A letter for my Daddy
Dear Daddy,
I just wanted to let you know what a great Daddy you have always been. Since you were in Germany (serving your country) when I was born and for the next 15 months, we got off to a rocky start -or so I'm told. I'm sorry that it took me so long to warm up to having a man in my life. I remember the first barbie I ever got. You gave it to me the night before you left for Vietnam. I cherish the memory and that doll. It was so hard when you left. I don't think that I understood the concept of time (that you'd be gone for 2 years), but I sure do remember mother crying for days while sitting on our porch swing. You just don't forget things like that. I loved the way that we would have a tape recorder on the kitchen table and we would talk to you while we had dinner and then you would send it back with messages to us. It was always so good to hear your voice. You were gone to Vietnam for 2 tours, which is a long time to be away from your wife and children. And for us to not have you around. You are a hero. You are my hero. I'm sorry that it took growing up to realize it. I am especially sorry for not telling you before now. You sacrificed your personal life to serve our country, to provide rights and freedoms for us.You did it proudly. I will always remember how Mother looked at you when you wore your dress uniform. She just fell in love again, every time. Our eyes just beamed at you, looking so handsome. I remember it well. When I was 16 years old and I had to come and tell you that I was pregnant - it was the hardest thing I'd ever done. I knew how disappointed you would be. You and Mother had taught me right from wrong and I had made a mistake. Although you were heartbroken, you loved me unconditionally. Just like my Heavenly Father. You had faith in me and my now husband of over 27 years. I know how heartbroken you were to have to call me and tell me that Granny had died. You knew it would rip my heart out. You have always been there through good and bad and I love you for that.
The early morning phone call that I got telling me that you had been taken to the hospital by ambulance and that you were not responding was a moment I'll never forget. I knew that you were already gone. I raced the 4 hour drive "home" praying that I was wrong and that I would at least be able to say good-bye. It wasn't meant to be. It was so sudden - no warning. I was privileged to press that dress uniform that you looked so handsome in, for you to wear for your last viewing. You did indeed look handsome in it. We were proud to honor you and your life on Valentines day 5 years ago. We stood proud and tall as the military honored your service to our country. The flagged draped coffin was regal and well deserved. The gun salute was dignified and it seemed like it announced your arrival to a better place, with our Lord (although I know you were already there). Taps, sadly playing in the distance was the mournful sound of our hearts breaking.

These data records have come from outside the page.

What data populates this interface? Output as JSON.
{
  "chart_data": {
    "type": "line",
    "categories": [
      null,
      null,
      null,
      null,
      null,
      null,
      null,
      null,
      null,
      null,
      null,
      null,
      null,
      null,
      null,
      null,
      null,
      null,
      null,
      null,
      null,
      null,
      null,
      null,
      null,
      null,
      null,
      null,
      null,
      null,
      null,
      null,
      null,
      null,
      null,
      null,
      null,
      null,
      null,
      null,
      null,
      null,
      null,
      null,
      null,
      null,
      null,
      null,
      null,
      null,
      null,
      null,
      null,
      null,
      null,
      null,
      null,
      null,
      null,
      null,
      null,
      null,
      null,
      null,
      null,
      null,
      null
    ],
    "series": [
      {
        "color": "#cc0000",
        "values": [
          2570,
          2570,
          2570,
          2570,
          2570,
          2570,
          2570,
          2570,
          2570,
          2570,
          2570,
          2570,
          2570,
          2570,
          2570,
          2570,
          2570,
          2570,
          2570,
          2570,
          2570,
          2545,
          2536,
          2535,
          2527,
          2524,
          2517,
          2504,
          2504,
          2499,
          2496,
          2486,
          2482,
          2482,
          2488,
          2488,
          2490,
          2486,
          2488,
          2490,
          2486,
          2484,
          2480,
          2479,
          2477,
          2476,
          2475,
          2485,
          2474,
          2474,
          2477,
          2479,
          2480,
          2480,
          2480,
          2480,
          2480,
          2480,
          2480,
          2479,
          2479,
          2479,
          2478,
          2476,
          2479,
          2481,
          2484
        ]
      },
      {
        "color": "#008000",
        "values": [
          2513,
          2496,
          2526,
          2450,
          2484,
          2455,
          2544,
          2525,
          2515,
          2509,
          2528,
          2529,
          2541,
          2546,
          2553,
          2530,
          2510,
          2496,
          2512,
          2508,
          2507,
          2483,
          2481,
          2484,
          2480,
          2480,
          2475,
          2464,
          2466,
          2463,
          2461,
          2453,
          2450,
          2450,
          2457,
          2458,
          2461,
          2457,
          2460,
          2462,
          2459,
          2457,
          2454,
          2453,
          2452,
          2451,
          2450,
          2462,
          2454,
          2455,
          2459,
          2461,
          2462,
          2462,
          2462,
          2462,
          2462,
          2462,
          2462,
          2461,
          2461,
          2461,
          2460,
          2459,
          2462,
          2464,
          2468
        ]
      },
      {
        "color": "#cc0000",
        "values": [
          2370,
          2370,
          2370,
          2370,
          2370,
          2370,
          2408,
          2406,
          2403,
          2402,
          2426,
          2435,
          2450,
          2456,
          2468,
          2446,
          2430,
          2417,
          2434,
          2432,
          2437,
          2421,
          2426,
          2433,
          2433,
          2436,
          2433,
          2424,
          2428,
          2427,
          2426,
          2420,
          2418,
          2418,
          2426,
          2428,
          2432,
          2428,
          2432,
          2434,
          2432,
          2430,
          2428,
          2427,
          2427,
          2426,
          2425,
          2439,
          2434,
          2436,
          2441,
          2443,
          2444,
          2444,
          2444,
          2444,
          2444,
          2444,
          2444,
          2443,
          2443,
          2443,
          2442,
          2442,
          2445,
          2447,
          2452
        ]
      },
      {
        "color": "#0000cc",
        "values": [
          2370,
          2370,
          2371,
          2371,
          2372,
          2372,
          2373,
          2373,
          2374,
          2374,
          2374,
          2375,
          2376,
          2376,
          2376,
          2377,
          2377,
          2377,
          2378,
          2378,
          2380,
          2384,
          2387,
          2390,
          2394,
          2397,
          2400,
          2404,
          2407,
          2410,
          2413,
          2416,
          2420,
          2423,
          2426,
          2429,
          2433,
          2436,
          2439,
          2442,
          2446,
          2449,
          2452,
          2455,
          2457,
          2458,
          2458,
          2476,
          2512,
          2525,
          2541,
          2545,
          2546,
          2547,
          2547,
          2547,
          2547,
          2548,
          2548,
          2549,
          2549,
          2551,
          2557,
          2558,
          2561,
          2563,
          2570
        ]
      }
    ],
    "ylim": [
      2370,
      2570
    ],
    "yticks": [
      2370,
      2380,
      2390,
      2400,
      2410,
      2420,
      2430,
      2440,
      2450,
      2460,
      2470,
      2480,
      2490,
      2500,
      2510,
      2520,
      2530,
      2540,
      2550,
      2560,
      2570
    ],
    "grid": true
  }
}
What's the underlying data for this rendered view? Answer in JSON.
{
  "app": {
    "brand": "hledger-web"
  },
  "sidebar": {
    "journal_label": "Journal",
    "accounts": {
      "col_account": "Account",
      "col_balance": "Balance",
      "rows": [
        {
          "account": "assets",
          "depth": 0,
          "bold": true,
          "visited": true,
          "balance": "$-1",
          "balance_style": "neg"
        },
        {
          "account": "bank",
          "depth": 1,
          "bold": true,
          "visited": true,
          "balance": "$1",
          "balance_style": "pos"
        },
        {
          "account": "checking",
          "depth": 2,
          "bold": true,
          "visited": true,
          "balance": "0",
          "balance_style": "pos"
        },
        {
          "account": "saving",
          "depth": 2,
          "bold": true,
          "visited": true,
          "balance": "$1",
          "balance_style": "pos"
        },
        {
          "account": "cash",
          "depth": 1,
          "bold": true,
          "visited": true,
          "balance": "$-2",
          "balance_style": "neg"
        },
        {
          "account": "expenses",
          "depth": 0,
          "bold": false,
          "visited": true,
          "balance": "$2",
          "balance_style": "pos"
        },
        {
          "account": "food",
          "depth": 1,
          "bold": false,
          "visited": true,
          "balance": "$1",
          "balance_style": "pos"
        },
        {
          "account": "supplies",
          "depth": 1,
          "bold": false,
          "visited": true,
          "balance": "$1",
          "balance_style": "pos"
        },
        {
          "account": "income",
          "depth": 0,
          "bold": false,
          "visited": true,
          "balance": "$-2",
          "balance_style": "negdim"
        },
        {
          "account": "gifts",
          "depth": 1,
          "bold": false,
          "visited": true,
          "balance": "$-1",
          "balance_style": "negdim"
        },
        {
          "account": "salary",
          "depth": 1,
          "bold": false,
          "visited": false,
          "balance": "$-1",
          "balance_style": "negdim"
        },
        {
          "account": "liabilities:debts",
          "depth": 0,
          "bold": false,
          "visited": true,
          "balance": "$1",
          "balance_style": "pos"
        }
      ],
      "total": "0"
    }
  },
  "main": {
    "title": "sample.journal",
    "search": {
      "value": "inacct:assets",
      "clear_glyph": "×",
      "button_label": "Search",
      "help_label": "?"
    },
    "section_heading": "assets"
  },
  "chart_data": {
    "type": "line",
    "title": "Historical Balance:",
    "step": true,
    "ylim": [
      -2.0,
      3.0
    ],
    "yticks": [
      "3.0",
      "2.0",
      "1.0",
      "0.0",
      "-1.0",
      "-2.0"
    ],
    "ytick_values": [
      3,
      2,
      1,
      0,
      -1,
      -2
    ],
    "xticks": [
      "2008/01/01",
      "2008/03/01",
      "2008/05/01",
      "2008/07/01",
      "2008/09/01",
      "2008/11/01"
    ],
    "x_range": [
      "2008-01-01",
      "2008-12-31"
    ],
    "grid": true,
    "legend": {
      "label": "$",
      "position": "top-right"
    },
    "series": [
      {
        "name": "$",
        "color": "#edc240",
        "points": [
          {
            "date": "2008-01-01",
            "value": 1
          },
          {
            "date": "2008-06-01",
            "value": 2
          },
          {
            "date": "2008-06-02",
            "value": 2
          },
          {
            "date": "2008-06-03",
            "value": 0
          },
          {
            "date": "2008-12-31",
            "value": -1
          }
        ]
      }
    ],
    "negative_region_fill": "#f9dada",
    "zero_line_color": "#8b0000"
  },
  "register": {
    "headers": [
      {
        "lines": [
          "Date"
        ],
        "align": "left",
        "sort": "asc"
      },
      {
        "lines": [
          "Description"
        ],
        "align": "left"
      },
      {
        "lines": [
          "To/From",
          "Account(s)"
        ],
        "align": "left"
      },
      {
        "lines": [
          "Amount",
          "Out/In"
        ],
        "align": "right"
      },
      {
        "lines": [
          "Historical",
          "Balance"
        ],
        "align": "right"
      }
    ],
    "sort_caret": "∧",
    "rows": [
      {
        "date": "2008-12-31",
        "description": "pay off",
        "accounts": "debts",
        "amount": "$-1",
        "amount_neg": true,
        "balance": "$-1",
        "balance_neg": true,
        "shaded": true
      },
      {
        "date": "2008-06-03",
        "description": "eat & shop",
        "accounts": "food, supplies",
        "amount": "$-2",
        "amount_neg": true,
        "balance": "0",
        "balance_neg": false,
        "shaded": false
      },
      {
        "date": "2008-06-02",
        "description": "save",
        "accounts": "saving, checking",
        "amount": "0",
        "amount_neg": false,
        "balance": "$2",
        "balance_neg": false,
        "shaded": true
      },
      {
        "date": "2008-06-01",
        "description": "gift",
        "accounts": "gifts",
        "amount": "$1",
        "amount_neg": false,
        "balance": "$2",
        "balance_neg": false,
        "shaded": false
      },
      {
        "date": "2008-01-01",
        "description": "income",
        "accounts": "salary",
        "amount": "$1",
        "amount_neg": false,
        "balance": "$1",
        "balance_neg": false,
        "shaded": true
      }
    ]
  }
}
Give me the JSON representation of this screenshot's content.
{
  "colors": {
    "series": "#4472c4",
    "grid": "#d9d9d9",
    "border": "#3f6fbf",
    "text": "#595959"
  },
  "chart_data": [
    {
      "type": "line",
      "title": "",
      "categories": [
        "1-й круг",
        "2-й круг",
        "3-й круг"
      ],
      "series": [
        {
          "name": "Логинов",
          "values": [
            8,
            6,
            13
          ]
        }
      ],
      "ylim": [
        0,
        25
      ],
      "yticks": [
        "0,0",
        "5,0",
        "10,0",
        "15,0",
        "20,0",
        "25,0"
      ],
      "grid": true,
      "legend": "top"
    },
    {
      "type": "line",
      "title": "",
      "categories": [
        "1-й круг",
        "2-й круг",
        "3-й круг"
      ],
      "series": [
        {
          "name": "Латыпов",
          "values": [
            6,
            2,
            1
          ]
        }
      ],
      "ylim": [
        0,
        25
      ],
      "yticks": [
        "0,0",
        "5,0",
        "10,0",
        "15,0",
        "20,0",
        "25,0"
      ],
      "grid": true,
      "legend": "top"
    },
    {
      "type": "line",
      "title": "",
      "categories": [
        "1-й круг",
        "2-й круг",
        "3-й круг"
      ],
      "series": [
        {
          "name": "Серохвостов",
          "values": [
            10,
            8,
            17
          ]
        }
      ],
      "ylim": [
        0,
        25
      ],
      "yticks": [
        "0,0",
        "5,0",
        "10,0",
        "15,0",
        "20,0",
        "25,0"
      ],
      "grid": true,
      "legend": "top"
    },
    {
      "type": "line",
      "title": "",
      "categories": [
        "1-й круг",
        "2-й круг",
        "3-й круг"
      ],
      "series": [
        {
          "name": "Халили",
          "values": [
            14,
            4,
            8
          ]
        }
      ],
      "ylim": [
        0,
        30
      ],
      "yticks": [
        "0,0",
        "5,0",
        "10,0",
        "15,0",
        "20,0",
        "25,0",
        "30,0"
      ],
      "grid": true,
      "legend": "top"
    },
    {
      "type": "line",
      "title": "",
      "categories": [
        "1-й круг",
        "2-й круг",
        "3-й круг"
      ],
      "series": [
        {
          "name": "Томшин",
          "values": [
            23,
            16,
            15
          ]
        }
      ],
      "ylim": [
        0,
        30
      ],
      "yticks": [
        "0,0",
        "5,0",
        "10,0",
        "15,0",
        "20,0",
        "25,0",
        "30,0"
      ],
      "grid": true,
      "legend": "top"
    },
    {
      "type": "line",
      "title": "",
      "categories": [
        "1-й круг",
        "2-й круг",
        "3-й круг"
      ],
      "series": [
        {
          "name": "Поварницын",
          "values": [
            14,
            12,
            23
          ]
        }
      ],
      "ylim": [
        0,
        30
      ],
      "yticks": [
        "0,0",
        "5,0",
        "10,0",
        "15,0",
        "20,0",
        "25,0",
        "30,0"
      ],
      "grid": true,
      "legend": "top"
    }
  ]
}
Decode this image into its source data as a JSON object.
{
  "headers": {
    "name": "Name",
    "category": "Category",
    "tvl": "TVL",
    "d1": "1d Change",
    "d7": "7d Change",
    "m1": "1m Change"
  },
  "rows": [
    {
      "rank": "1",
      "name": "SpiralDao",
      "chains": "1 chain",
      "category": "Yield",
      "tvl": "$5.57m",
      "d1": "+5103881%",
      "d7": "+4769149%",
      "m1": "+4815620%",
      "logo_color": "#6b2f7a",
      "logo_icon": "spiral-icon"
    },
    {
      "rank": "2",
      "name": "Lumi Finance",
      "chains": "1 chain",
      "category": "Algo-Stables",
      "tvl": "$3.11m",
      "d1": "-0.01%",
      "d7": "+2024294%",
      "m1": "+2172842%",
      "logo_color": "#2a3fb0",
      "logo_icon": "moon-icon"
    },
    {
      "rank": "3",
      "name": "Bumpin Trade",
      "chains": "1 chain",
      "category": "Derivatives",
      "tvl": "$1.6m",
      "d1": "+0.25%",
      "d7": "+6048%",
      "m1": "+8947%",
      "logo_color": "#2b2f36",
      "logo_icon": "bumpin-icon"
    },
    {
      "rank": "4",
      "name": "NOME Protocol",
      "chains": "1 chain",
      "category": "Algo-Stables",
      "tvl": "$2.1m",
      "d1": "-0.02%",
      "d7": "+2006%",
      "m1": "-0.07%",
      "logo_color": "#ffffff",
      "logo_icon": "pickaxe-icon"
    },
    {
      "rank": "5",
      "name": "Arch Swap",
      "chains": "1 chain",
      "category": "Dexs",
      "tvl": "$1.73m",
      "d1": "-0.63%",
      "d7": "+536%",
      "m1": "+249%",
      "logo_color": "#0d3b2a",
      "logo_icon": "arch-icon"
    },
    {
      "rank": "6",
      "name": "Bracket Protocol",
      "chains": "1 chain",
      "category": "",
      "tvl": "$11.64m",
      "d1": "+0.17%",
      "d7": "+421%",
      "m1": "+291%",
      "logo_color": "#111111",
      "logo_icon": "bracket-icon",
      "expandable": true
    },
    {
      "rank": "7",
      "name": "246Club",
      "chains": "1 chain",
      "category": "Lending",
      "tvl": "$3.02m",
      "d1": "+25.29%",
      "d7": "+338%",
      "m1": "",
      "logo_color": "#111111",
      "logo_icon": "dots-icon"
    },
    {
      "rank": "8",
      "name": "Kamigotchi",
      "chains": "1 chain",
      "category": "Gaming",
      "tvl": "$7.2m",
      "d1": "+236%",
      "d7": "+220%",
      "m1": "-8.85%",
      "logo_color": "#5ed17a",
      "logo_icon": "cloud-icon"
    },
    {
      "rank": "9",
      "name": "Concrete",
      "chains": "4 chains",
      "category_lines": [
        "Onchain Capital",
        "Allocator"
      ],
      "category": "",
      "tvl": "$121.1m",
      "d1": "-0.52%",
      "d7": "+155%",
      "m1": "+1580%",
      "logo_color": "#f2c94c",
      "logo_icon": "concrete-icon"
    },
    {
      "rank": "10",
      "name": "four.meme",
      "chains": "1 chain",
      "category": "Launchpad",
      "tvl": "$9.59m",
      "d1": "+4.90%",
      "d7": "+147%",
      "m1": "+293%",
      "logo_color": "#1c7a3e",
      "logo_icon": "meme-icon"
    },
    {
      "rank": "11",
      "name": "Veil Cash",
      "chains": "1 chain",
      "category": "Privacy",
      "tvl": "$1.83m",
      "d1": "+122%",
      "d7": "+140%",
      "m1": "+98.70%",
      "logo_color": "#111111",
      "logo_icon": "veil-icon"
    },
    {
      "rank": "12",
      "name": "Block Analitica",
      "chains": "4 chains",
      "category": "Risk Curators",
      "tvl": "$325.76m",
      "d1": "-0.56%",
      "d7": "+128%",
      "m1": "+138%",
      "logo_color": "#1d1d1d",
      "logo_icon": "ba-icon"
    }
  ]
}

You are my Hero. Please forgive me for not telling you before now. I love you! Happy Birthday!
February 12, 2001
Beautiful, Faith. I appreciate the way you so highly honored him in writing this. I'm grateful to those who volunteer to be this nation's heroes.
Posted by: HolyMama! | February 23, 2006 at 11:18 PM
I agree - so beautiful. We are so lucky to have men like your father who fight for our freedoms. And we should also be grateful and appreciative to the families that also make the sacrifice of sharing their loved ones to fight for our country.
Posted by: Amber | February 24, 2006 at 12:14 AM
Very touching! Thanks for sharing a personal part of "you!"
Posted by: momrn2 | February 24, 2006 at 12:35 AM
Okay, you made me tear up! I still have my dad, but we've been having a few scares lately with him. (Turns out he has to have the same type of brain surgery I had a year ago. So I got my "bad brain" from him!) Anyway, my dad is one of my heroes too. Too often I take him for granted. Thanks for reminding me not to do that! And if you think of it, please offer up a prayer for my dad!
Posted by: Heather | February 24, 2006 at 08:08 AM
That was a tough one to get through!
Posted by: Courtney | February 24, 2006 at 09:32 AM
That is so sweet and beautiful!! I'm going to call my dad right now and tell him how I feel. Yes, he's my hero too and I haven't told him yet!!
Posted by: Mama B | February 24, 2006 at 11:07 AM
I must agree with Courtney..... VERY hard to get through for me as well. We all miss him dearly.....The way you described the funeral was truly how it was for all of us. He was a wonderful Grandpa.
Posted by: Alexandra | February 24, 2006 at 03:43 PM
I needed this!! I need to make a phone call!!
Thanks!
Corina
Posted by: corinabowen | February 24, 2006 at 03:45 PM
I loved this- My mom died four months ago and I've written about it twice (Nov- "Embracing My Mom" and "A Blessing") and it's always nice to see other people who've been thru the death of a loved one put that journey into words.
Posted by: Anne Glamore | February 27, 2006 at 10:00 AM
You are right. Very handsome. Very brave. What an honor it must have been to know him. Thank you for sharing a little bit of him in this post.
Posted by: Shelley | February 28, 2006 at 01:48 PM
What a lovely, father-honoring post. My father died 12 years ago and I miss him terribly, still. I can only imagine how YOU felt when you got that phone call. This reminds me I'm not alone. Thank you for sharing.